1982 yapımı bir bilimkurgu fimidir. iyidir güzeldir. sırf, yaratıcıyla yaratılanın diyalogları için bile izlenilebilir.
https://www.youtube.com/watch?v=NoAzpa1x7jU

efsanevi final sahnesiyle unutulmaz bir başyapıttır. ara ara açıp bu sahneyi izleyip hüzünlenmek elzemdir. şu monolog, şu müzik, şu yağmur damlaları arasına karışmış hüzünlü bakışlar. sanıyorum bu kadar etkileyici bir finale sahip film sayısı çok fazla değildir.

"i've seen things you people wouldn't believe. attack ships on fire off the shoulder of orion. i watched c-beams glitter in the dark near the tannhauser gate. all those moments will be lost in time, like tears in rain. time to die. "
"Siz insanların aklının almayacağı şeyler gördüm. Orion'un yamaçlarında yanan hücum gemileri, Tannhauser geçidinin yakınında karanlıkta parıldayan C-ışınlarını seyrettim.

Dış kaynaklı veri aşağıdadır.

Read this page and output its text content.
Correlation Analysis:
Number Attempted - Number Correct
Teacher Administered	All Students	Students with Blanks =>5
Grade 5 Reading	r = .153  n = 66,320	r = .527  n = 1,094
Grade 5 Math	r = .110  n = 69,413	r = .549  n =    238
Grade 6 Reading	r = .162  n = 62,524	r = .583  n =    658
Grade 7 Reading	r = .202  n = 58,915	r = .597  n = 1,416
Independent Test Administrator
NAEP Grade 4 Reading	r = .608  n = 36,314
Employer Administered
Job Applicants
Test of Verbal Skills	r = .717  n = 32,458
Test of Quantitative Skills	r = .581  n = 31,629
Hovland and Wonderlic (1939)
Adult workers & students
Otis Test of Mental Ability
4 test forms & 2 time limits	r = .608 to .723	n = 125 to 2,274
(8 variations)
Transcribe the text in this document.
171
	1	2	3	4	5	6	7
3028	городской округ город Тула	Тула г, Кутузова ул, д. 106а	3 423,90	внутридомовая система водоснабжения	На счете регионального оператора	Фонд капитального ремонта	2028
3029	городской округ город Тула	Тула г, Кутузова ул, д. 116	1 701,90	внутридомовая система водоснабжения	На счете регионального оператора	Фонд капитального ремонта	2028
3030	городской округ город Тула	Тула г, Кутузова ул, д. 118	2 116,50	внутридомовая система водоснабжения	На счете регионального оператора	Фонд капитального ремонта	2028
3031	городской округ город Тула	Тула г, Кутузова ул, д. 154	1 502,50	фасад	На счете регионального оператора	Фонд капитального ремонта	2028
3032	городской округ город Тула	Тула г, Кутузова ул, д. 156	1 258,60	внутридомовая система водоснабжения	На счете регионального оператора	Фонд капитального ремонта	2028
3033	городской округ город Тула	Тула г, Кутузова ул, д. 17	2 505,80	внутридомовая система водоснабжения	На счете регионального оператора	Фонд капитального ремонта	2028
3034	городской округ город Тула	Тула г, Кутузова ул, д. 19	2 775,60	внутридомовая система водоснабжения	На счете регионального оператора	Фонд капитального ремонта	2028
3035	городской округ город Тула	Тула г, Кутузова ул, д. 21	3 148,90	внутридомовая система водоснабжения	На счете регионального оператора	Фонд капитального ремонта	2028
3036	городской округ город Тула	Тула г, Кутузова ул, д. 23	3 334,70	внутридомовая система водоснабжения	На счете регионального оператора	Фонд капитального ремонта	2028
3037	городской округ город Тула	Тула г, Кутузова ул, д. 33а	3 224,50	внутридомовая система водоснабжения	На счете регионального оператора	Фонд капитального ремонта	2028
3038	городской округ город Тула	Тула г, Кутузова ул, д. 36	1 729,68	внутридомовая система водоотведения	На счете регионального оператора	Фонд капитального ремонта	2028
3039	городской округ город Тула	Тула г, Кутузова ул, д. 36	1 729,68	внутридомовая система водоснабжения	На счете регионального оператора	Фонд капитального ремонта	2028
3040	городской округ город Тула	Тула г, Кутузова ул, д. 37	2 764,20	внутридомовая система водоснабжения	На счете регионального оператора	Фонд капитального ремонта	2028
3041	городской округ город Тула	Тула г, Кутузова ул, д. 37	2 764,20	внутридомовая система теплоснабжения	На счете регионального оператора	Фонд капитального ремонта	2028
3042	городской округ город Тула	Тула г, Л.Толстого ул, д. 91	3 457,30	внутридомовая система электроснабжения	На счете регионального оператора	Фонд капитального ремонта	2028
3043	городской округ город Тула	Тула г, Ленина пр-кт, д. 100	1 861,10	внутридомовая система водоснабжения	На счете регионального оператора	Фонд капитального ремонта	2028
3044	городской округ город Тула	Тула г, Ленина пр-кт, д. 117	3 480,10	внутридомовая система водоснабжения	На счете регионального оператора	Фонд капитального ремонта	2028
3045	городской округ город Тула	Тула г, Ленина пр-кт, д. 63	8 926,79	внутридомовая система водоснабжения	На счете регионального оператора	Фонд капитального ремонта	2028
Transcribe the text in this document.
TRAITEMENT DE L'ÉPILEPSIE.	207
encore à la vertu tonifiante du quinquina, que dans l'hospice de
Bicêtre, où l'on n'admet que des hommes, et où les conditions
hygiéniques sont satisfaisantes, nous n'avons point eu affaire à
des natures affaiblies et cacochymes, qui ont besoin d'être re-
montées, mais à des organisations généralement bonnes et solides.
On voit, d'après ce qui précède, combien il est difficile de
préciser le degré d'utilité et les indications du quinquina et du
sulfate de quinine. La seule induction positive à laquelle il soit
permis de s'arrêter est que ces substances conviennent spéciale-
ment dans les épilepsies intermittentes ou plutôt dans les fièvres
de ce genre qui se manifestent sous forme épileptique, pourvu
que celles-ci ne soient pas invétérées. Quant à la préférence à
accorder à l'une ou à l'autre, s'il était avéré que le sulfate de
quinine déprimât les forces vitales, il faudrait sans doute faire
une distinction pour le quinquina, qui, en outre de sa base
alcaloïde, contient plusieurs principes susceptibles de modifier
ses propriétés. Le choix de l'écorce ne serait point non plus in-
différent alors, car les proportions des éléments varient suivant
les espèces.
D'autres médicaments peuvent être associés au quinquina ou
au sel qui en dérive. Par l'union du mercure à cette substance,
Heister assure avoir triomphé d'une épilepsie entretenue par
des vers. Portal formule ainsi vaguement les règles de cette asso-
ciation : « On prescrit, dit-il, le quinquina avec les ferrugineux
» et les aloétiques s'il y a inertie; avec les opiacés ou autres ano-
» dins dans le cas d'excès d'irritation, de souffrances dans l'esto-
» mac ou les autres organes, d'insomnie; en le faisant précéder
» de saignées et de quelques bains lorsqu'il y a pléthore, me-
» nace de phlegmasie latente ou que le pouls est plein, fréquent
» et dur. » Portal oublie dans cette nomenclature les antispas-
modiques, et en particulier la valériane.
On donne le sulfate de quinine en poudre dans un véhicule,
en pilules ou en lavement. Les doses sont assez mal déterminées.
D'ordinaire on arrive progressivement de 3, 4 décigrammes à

Tüm o anlar zamanla kaybolacaklar, tıpkı yağmurdaki gözyaşları gibi. Ölmek zamanı... " ve "Onun yaşamayacak olması çok kötü! Zaten, kim yaşıyor ki? " gibi etkileyici replikleri olan 1982 yapımı bilimkurgu filmi.
Bilgisayar oyunu versiyonunu 1997 yılında oynamıştım, her oyuncunun mutlaka oynaması gereken aşmış bir sanat eseri. 33 yaşıma geldim, hala birkaç senede bir aklıma gelir.

böyle oyun yüz yılda bir gelir. şiddetle tavsiye ederim oynamanızı.

https://www.youtube.com/watch?v=JHkAZlq4HBs
Ridley scottun yönetmenliğini yaptığı 1982 yapımı kült bilimkurgu.
Ayrıca Film noir nitelikleri barındırmasıyla bilinir.
Ama tam anlamda film noir midir tartışılır.
dünyanın en güzel bilim-kurgu filmi. ötesi yok.
Genellikle türü itibariyle izlemeden önce aksiyon beklentisine soksa da aksine yavaş ilerleyen ve ağır bir film. Şahsi düşüncem felsefik bir film; insanları ve insanlığımızı ve bencilliğimizi eleştiren bunu da çok iyi bir şekilde yapan bir film. 82 senesine rağmen distopik çevre çok iyi oluşturulmuş göze batacak pek bir şey yok.
izlemeden önce beklentim bir hayli yüksekti. müzikler, yönetmen performansı, şehir ambyansı falan harika ama seneryo o kadar yavan ki filme konsantre olmakta zorlanıyorsunuz.
sıkılmadan izleyebilene helal olsun ne diyim.